Does anyone know of a treatment for these sticky surfaces?

Know? No, but a couple of ideas. A clear acrylic coating might work.
Mask off the unaffected areas and airbrush on a light coat or two of
Future acrylic. http://www.swannysmodels.com/TheCompleteFuture.html

Or, just try rubbing the sticky sections with talc?

Methinks the plastic is slowly decomposing - so no treatment will

stop the problem.

Fred McKenzie
Guest

Sun Dec 06, 2009 1:06 am   



In article <guudnaH8Nt-AcIfWnZ2dnUVZ_q1i4p2d_at_posted.localnet>,
Robert Baer <robertbaer_at_localnet.com> wrote:

Quote:
Methinks the plastic is slowly decomposing - so no treatment will
stop the problem.

Robert-

That is what I was thinking. I was hoping there was some chemical that
would "passivate" the decomposing plastic.

I have some 100% Isopropyl Alcohol (fuel line water remover) that I'll
try, just in case that works. If it does, I expect it will just be a
matter of time before the remaining plastic starts to decompose.

Fred

Fred McKenzie
Guest

Sun Dec 06, 2009 2:38 am   



In article <67WdnbxRxJy0G4fWnZ2dnUVZ_oCdnZ2d_at_earthlink.com>,
"robb" <some_at_where.on.net> wrote:

Quote:
i treated it to a bath in %91 Isopropyl alcohol and it disolved
and washed the sticky coating completely away exposing the hard
rubber or plastic under part.

Robb-

I liked the idea of using alcohol because it would probably not hurt the
underlying plastic.

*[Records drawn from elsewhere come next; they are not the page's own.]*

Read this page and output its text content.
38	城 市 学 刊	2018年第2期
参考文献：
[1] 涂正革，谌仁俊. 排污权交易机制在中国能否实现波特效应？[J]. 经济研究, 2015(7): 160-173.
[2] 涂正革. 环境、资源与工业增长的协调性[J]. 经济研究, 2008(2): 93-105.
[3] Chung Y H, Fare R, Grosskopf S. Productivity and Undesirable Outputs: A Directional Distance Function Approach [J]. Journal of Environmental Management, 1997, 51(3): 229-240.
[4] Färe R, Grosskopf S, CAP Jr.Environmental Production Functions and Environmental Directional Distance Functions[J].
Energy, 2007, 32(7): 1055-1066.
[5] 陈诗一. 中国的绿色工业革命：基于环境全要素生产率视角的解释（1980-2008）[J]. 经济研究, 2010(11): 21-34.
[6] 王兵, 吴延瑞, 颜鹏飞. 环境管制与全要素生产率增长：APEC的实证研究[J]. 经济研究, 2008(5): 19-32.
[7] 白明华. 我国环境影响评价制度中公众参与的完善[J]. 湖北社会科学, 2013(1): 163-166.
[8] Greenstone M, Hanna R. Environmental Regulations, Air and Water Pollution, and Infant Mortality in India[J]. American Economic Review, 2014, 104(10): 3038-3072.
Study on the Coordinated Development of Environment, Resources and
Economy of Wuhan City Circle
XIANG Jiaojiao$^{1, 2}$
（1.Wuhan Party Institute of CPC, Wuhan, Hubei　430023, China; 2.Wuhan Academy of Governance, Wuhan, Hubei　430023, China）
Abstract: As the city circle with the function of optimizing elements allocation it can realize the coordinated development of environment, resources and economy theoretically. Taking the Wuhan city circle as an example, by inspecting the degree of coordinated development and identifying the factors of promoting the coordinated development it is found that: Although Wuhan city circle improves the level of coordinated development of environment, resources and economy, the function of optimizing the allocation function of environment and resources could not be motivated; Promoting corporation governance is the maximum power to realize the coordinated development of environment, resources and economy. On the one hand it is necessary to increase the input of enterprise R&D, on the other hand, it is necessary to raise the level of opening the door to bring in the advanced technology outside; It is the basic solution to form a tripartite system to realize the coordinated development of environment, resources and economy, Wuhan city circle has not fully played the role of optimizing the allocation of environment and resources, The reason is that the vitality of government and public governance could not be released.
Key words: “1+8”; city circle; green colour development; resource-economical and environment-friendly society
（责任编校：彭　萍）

I tried some Isopropyl Alcohol (fuel line water
remover) on the Infrared Thermometer. Just as you said, it wiped away
the sticky coating.

I was surprised that the "rubberized" surface was actually a coating
that had been painted onto the plastic. The alcohol acted as a paint
remover. If I can disassemble the Two Meter Handheld radio's case, I'll
give it a try as well. It is just too intricate to clean without
getting sticky stuff inside the radio.